I was halfway through it when Larsen arrived. He came in with half a dozen men and, while they inspected the body — gingerly, at first — he came directly over to me.
He said, ‘You were right to call me, Harland.’
‘I thought I might be. Have a drink?’
His cold eyes flickered.
‘The bartender left too,’ I said.
‘I’m going to need your help, Harland.’
I poured Larsen a drink. He didn’t refuse it. When I’d first seen him, he’d sipped very slowly at a beer; things were changed. They were taking Sam Jasper out on a rubber sheet and, as they stepped, their heels made squishing sounds in the congealing blood.
‘How can I help?’
‘The men he fought with… who killed him. I want you to identify them.’
‘I didn’t see the fight. I told you, I — ’
‘The men who were in the bar earlier,’ he said.
‘I don’t know if I can.’
‘I guess you’ll cooperate. You phoned me.’
‘No, I don’t mean I won’t… I’m not sure I can. I didn’t know any of them by name or — ’
He nodded crisply; said, ‘Understand this. You can’t protect anyone. I’m not talking about a criminal charge here, this isn’t crime and punishment. These locals are… independent types. They won’t come in voluntarily, we’ll have to find them. All of them. And they’ll be hiding, thinking they are guilty of murder or — ’
‘Guilty? It strikes me that if anyone on this island is guilty of anything — ’
‘Don’t be antagonistic,’ he said. Then he took his spectacles off and rubbed his eyes. He looked at me, for the first time, without the lenses between us. He seemed more human. He said, ‘Guilt? I know about guilt. I think every one of us, working on this thing, feels guilty. Sometimes, Harland… sometimes I feel guilt so heavy that it’s like a shroud draped over me. I have to stop whatever I’m doing and take a deep breath. And doing that, I only manage to inhale the guilt, it gets in my lungs, inside me. I’m not a robot, Harland. I thought I was a patriot… but a guilty patriot. Now… well, now we do what we can.’ He put the spectacles back on, as if hiding behind them. He took a slug of brandy. He was waiting for me to speak.
I said, ‘I only know what the bartender told me…’
Larsen nodded impatiently.
‘He… Sam Jasper… was inhumanly strong. He was insane, of course, but when the knives went into him he scarcely seemed to notice, he — ’
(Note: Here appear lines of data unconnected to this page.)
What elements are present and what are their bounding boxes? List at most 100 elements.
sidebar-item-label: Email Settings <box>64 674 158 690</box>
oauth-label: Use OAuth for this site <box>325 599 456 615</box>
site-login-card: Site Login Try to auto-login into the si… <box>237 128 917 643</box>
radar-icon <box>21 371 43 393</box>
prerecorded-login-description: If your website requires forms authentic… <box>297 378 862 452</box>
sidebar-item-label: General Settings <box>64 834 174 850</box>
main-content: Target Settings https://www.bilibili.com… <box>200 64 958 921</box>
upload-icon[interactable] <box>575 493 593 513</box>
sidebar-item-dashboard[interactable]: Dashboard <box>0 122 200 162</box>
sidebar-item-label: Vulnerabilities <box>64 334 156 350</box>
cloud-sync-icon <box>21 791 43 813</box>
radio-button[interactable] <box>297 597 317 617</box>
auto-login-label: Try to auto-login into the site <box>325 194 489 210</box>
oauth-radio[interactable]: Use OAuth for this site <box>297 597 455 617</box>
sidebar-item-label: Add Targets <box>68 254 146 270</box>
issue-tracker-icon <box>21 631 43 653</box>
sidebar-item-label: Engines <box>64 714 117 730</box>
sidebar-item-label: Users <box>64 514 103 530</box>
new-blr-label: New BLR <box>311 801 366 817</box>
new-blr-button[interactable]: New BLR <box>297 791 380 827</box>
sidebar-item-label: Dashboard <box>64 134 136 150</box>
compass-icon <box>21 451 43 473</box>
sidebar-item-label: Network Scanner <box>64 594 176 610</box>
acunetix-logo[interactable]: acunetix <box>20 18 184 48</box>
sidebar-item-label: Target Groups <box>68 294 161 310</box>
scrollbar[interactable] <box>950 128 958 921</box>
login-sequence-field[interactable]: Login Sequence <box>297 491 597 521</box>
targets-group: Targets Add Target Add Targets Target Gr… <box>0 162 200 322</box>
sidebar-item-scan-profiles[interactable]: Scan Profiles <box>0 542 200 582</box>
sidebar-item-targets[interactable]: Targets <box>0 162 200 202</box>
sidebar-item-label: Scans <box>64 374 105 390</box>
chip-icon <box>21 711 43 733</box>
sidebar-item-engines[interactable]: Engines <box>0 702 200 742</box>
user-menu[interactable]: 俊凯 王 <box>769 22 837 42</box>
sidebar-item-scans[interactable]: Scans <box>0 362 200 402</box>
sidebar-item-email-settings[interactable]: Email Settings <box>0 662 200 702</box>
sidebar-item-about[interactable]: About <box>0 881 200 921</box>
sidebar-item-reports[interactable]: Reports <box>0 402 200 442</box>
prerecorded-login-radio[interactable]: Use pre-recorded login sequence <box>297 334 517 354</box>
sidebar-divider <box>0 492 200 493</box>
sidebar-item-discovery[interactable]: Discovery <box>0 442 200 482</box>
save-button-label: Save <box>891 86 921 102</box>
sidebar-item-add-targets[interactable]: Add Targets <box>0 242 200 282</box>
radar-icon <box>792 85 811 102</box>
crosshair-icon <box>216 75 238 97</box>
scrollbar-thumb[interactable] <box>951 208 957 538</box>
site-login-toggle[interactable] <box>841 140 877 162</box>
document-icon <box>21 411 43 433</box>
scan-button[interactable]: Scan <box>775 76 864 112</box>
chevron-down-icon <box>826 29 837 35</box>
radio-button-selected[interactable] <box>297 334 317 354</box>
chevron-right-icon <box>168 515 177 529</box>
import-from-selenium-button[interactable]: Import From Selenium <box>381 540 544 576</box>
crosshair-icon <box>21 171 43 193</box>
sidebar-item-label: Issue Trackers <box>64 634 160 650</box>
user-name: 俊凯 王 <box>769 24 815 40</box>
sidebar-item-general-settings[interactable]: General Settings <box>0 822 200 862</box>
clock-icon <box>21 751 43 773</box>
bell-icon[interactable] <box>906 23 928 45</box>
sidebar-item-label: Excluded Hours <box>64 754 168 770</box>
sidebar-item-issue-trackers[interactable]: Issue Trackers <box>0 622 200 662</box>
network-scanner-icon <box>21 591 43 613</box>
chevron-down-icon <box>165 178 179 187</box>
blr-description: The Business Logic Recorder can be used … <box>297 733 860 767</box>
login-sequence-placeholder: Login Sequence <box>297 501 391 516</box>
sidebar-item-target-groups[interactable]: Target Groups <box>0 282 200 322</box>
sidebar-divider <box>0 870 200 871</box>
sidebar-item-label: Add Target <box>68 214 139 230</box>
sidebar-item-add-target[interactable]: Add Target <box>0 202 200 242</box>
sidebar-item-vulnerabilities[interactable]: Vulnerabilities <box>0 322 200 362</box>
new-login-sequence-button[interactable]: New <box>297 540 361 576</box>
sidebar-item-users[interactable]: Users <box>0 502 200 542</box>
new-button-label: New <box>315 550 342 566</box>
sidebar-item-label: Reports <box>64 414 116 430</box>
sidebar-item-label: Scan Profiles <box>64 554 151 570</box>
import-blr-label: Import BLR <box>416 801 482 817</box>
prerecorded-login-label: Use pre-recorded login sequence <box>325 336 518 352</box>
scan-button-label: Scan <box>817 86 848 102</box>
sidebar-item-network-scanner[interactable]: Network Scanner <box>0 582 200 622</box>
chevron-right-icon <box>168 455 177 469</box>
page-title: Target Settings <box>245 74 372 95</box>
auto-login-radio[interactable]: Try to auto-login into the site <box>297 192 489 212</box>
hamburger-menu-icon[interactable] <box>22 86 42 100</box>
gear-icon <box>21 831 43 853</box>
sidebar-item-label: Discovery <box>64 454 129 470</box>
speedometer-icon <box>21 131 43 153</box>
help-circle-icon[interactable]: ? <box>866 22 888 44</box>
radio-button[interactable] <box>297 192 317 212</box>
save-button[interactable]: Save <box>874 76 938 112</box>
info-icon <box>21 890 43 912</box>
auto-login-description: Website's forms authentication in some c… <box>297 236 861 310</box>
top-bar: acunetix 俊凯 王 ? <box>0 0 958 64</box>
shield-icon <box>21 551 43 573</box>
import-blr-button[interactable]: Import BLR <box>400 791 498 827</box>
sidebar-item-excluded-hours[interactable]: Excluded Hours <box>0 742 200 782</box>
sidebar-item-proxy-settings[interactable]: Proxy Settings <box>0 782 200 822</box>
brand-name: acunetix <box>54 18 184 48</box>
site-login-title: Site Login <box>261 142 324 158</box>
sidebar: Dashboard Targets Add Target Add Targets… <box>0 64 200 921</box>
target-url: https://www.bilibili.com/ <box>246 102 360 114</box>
‘I know,’ Larsen snapped. ‘I don’t need an account of the affair, I know what… they… can do.’
‘They?’
He ignored that.
He said, ‘Do you know if any of them were… wounded?’
‘No. But Sam was fighting with them… and he had attacked a woman… so I think we can assume he inflicted some damage.’
Larsen sighed, nodded; said, ‘I want you to describe every one of the men who were in this room, as best you can. Then I’ll want you to identify them as we bring them in. We have to find them, and we have to do it in the next couple hours.’
‘Is that possible?’
‘Probably not.’
‘And if you don’t?’
‘I’m not at liberty to discuss that. Just in case we do. If we don’t… why, then, you’ll know about it, just like everyone else. You won’t like it.’
‘This… disease, this madness. It’s infectious, right?’
‘Of course it’s infectious, goddamn it! You’ve seen what happens.’
‘And you have to find these men in time to treat them, to give them an antidote or inoculate them or whatever…’
‘Whatever! You’re wasting time.’
‘I have to be sure just what I’m doing, just why I’m helping you, Larsen.’
‘I told you, there will be no criminal charges. Isn’t that enough?’ He was looking at his watch. ‘Please, Harland,’ he said, quite softly.